The two biggest changes made in the third edition are:
 
  • The book is now in color! Both of the previous editions of this book had hundreds of figures and diagrams, all of which were black and white. These figures convey considerably more information now that they are in color. As an example, Weeks's discussion of what life would be like in a 3-torus (the three dimensional version of a flat torus; here opposite faces of a cube are glued together) makes use of many drawings of cubes with colored faces. Seeing drawings of cubes whose faces are actually colored is considerably more intuitive than looking at a black and white drawing of a cube whose faces are labelled "Y" for yellow, "B" for blue, etc.
  • The discussion of the proof of the Classification of Surfaces no longer makes use of connected sums. Instead, what were formerly algebraic proofs have been replaced by simple pictorial proofs using handles and crosscaps.

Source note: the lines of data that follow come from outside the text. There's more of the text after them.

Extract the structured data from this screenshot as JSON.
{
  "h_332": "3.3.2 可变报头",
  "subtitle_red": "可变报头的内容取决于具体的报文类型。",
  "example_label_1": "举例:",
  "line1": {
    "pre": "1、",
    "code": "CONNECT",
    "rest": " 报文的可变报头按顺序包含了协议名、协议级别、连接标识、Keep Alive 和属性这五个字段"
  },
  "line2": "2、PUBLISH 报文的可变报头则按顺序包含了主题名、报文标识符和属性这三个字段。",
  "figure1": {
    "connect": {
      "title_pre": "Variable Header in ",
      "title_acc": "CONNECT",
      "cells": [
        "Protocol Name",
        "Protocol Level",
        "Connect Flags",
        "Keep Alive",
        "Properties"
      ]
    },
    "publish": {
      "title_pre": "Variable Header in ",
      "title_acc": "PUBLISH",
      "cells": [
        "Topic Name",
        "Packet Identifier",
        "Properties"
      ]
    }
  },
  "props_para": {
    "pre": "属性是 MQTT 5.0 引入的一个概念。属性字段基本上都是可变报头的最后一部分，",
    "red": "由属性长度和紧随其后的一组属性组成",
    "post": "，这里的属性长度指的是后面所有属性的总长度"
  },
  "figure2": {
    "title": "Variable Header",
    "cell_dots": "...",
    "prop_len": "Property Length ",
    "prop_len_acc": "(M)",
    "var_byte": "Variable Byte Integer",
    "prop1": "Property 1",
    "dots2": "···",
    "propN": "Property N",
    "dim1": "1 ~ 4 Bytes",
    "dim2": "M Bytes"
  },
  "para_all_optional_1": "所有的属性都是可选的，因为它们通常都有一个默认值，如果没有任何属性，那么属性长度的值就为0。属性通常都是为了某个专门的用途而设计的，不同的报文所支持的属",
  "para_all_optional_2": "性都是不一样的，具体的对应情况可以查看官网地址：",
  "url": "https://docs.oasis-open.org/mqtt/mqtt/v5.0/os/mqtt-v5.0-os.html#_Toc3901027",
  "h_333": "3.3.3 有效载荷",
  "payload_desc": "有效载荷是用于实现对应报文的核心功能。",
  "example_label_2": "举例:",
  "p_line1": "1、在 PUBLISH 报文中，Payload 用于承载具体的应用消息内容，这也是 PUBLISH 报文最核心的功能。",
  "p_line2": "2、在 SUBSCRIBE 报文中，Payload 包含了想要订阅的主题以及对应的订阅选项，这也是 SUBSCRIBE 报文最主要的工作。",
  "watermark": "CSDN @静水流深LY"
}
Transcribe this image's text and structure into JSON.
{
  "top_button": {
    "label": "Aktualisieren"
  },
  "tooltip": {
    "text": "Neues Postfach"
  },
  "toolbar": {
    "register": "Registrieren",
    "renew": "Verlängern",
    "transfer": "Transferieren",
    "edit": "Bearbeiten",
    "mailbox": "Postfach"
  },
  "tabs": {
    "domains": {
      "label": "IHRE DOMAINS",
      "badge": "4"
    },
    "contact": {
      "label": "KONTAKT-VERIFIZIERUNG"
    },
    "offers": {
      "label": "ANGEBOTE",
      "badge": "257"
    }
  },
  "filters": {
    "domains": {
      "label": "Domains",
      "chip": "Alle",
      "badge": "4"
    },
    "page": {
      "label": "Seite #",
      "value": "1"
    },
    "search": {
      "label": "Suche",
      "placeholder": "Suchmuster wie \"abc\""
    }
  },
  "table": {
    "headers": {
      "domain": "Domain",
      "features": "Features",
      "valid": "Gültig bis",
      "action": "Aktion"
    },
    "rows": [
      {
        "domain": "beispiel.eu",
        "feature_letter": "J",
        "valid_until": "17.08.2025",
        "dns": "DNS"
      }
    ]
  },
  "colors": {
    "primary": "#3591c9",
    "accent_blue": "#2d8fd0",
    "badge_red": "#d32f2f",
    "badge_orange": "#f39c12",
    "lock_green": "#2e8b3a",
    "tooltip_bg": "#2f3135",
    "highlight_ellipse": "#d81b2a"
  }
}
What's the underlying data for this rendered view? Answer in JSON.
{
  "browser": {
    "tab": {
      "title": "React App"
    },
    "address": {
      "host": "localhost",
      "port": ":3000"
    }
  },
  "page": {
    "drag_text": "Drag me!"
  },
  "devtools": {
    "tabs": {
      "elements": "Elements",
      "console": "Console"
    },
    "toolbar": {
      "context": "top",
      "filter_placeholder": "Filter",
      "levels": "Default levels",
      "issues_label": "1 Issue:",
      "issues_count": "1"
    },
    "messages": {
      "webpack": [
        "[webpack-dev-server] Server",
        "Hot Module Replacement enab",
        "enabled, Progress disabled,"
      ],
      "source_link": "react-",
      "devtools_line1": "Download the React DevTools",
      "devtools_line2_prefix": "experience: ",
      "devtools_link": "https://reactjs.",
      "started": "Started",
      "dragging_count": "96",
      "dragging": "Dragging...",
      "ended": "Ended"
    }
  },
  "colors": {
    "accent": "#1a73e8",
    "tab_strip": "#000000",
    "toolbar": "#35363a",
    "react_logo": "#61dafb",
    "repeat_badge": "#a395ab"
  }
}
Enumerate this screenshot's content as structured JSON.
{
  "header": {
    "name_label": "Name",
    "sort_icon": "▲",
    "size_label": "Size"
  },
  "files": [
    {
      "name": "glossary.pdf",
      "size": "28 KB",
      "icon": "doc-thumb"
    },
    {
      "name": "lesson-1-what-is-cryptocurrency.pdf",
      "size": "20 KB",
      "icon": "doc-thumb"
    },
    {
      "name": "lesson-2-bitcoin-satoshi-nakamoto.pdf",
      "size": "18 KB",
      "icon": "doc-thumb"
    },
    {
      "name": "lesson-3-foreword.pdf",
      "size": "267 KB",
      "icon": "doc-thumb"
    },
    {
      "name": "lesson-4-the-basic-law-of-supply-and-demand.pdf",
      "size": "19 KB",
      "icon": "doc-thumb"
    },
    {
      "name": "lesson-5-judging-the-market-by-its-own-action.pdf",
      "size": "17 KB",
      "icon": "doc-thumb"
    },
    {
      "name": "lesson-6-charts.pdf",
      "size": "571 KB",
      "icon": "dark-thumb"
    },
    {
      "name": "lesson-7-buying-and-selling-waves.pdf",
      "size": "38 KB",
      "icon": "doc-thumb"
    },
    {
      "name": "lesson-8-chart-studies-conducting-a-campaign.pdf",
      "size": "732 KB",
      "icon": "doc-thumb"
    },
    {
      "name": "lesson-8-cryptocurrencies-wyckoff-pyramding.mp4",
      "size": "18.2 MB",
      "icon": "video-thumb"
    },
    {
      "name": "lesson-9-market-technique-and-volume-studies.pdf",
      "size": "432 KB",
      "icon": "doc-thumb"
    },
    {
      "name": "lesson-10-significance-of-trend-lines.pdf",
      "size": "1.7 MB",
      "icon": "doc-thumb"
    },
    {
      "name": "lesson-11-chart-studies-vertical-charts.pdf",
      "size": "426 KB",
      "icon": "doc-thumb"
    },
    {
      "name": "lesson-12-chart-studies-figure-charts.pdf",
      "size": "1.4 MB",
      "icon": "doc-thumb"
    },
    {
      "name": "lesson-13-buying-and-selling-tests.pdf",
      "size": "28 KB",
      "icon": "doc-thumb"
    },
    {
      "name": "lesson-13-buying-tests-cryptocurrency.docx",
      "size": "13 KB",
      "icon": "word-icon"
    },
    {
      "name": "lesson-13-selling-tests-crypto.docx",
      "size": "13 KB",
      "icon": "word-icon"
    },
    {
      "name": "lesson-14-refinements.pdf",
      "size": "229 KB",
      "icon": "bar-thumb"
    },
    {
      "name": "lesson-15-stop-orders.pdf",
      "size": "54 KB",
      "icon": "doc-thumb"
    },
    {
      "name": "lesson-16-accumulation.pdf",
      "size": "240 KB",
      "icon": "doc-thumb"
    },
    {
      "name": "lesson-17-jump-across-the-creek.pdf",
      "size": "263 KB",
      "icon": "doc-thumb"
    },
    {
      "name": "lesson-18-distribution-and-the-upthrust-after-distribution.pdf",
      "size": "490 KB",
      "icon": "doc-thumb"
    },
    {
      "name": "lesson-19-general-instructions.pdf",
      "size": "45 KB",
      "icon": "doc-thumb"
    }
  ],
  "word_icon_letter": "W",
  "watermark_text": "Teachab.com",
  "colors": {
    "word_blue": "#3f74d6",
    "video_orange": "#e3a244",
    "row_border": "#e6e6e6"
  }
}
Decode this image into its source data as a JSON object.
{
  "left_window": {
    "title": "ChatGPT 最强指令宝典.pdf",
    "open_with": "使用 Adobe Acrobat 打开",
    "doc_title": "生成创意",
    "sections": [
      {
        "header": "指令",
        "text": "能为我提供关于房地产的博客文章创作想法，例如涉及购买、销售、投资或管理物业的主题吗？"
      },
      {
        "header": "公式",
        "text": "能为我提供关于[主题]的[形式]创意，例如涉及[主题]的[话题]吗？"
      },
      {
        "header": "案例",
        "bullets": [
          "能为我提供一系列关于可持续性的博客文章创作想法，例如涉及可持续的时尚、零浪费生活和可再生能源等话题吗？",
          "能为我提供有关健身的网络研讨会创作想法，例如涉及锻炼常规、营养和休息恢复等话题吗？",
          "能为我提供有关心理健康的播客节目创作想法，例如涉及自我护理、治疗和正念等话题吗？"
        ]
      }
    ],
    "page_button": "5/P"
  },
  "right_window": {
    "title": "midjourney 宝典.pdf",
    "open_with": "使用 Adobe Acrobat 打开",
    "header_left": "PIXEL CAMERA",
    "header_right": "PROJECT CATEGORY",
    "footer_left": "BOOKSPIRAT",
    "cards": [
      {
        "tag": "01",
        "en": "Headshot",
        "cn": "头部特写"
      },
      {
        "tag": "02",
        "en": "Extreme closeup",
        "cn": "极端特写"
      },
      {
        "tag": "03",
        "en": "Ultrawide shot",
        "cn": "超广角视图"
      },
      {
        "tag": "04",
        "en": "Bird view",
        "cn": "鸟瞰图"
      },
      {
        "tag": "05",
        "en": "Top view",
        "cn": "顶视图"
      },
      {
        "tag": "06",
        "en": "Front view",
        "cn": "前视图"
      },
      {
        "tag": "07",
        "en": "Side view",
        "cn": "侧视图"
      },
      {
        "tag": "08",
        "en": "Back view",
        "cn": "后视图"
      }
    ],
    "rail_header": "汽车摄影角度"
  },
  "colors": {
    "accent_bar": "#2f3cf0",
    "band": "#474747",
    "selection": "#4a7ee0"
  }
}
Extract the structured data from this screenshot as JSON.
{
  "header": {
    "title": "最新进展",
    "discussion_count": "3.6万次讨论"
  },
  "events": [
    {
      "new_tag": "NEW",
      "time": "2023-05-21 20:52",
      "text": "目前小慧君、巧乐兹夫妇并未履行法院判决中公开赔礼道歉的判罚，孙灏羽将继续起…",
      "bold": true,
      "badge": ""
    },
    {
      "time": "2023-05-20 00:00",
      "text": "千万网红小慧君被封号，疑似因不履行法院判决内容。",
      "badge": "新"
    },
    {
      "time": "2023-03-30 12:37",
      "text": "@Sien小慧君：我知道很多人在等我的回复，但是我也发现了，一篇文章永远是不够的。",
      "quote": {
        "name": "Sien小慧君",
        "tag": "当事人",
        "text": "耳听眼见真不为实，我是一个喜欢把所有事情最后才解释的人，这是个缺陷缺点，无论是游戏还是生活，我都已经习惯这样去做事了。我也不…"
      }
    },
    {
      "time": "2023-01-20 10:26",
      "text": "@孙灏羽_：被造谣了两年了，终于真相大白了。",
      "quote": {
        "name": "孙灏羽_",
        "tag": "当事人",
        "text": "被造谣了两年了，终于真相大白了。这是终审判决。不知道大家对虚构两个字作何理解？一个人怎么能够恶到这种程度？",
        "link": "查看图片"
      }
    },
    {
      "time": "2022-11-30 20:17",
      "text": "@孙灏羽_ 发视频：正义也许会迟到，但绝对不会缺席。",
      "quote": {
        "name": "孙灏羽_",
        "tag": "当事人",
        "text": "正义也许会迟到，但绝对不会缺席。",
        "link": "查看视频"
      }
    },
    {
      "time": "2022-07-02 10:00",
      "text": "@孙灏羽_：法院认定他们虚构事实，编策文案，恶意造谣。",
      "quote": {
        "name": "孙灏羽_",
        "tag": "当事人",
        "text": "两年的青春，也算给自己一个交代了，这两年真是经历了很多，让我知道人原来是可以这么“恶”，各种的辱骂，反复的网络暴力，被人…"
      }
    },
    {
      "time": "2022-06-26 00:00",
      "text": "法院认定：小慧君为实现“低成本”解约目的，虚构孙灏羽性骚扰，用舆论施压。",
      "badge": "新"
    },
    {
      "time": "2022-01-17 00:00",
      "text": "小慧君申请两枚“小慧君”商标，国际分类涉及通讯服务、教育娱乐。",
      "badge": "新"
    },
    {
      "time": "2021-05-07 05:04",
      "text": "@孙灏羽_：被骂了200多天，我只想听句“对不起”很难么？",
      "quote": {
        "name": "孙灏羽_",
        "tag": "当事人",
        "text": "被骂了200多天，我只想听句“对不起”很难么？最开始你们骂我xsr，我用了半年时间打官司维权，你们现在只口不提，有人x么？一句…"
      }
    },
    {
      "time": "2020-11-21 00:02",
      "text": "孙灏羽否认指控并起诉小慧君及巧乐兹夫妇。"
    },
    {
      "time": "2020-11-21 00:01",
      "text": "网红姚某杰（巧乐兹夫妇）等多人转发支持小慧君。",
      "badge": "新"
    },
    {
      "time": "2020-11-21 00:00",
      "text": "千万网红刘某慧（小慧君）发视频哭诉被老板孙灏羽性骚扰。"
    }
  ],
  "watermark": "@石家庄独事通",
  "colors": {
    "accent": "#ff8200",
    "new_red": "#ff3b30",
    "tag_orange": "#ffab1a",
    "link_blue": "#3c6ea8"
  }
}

This extraordinary book provides its readers with a very friendly introduction to low dimensional geometry and topology and the problem of determining the shape of our universe. Readers will come away with strong intuition for the topology of 3-manifolds that are not usually discussed until late in graduate school. That Weeks was able to accomplish all of this in a manner that can be understood by non-mathematicians is simply incredible.